Each climax is less and less fulfilling so the appetite grows until it's
insatiable.' Monty says that, reading the play again, there is less pain and
anger in the character than he had originally thought.
I ask, `Is that because Shakespeare has given him too pronounced a
sense of humour? Does that make him ghoulish, inhuman?'
`On the contrary. It makes him very human. He can make us laugh, yet
commits terrible crimes. We don't like that. We want killers to be monstrous, inexplicable, inhuman. But how you go about making an audience
cry for him as well as rejoicing in his humour, that I don't know.'
`I don't either. But I think it's something to do with disturbing them.
By not making his humour too comfortable.'
`Good. I like the sound of that.'
Interesting to compare Monty's view of Richard with that of Stopford A.
Brooke in his collection of essays, On Ten Plays of Shakespeare, published
in 1 goy. He describes very precisely the worst way (in my opinion) one
could play Richard's humour: `a chuckling pleasure in his cunning'.
Yet, strangely enough, he and Monty end up with a similar conclusion.
Brooke: `He who has no love has no true sense of right and wrong, and
the absence of conscience in Richard is rooted to absence of love in him.
The source of all his crime is the unmodified presence of self-alone.'
An absence of love. Caused by a hating mother. This is what I will base
my performance on. But I will have to be quite secretive about it, because
it sounds so corny - his mother didn't love him.
Unusual encounter. A stranger wrote, asking to meet. He's an actor
playing the little tomboy Cathy, the part I played, in Cloud Nine. I assume
he will want to discuss the original joint Stock workshop we did before
Caryl Churchill wrote the play, and agree to meet him between shows
today.
It quickly becomes apparent he has something else on his mind. He
just needs to talk to someone and for some reason has chosen me. He
tells me that he is a transsexual (I have to confess to him I'm not sure
what that is; he explains it's wanting actually to change sex) and is finding
the experience of doing the play traumatic. He's a man who wants to be
a woman playing a little girl who wants to be a little boy. The current
situation is only part of the problem. A change of sex is of course feasible,
but would probably entail having to change professions as well. I'm very
struck by his manner.
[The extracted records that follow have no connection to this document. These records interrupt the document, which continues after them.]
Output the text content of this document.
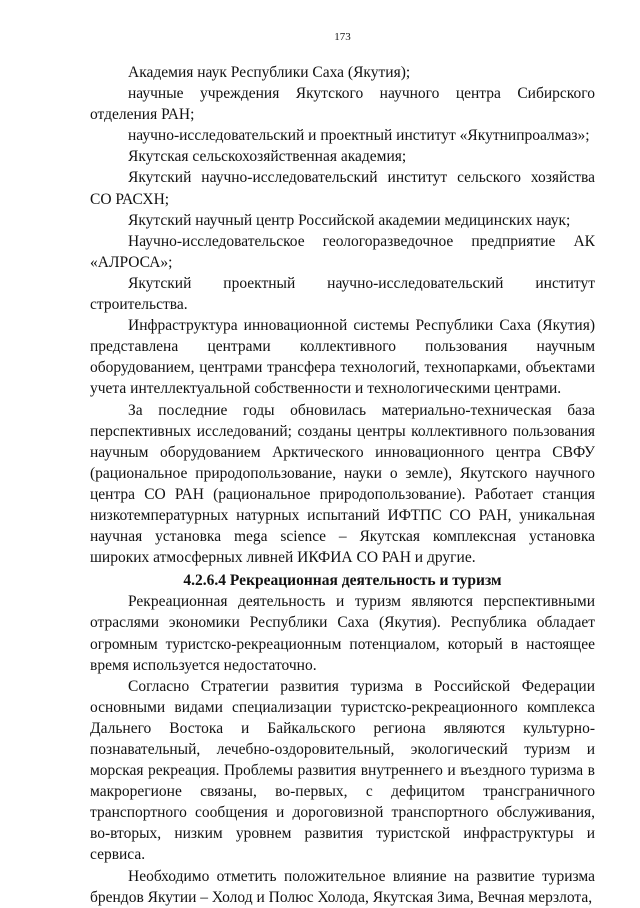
173

Академия наук Республики Саха (Якутия);

научные учреждения Якутского научного центра Сибирского отделения РАН;

научно-исследовательский и проектный институт «Якутнипроалмаз»;

Якутская сельскохозяйственная академия;

Якутский научно-исследовательский институт сельского хозяйства СО РАСХН;

Якутский научный центр Российской академии медицинских наук;

Научно-исследовательское геологоразведочное предприятие АК «АЛРОСА»;

Якутский проектный научно-исследовательский институт строительства.

Инфраструктура инновационной системы Республики Саха (Якутия) представлена центрами коллективного пользования научным оборудованием, центрами трансфера технологий, технопарками, объектами учета интеллектуальной собственности и технологическими центрами.

За последние годы обновилась материально-техническая база перспективных исследований; созданы центры коллективного пользования научным оборудованием Арктического инновационного центра СВФУ (рациональное природопользование, науки о земле), Якутского научного центра СО РАН (рациональное природопользование). Работает станция низкотемпературных натурных испытаний ИФТПС СО РАН, уникальная научная установка mega science – Якутская комплексная установка широких атмосферных ливней ИКФИА СО РАН и другие.

4.2.6.4 Рекреационная деятельность и туризм

Рекреационная деятельность и туризм являются перспективными отраслями экономики Республики Саха (Якутия). Республика обладает огромным туристско-рекреационным потенциалом, который в настоящее время используется недостаточно.

Согласно Стратегии развития туризма в Российской Федерации основными видами специализации туристско-рекреационного комплекса Дальнего Востока и Байкальского региона являются культурно-познавательный, лечебно-оздоровительный, экологический туризм и морская рекреация. Проблемы развития внутреннего и въездного туризма в макрорегионе связаны, во-первых, с дефицитом трансграничного транспортного сообщения и дороговизной транспортного обслуживания, во-вторых, низким уровнем развития туристской инфраструктуры и сервиса.

Необходимо отметить положительное влияние на развитие туризма брендов Якутии – Холод и Полюс Холода, Якутская Зима, Вечная мерзлота,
Something beyond despair. He smiles calmly as he
describes the hopelessness of the situation, his gaze is very trusting, open.
Monty was quite wrong: I haven't learnt any of his skills. I feel unable
to make any useful suggestions, except therapy which he's already done
- apparently the therapist was more embarrassed than him and had to
look away for much of the time.
I was moved by the experience, inspired by his courage and grateful to
have met him. If the Shadey film ever gets made and I play the part (which
is a transsexual), this meeting will prove invaluable. As I write this it
sounds vaguely exploitative, but I really don't believe it is. His openness
was a revelation to me.
I'm reading one of the books which Bill Dudley suggested, The Daughter
of Time by Josephine Tey. Although written as fiction it has become the
bible of the Richard III Society (which is pledged to restoring his reputation
in history). It would appear that the real Richard was a good king, a gentle
soul, not at all deformed, and didn't kill the princes in the Tower.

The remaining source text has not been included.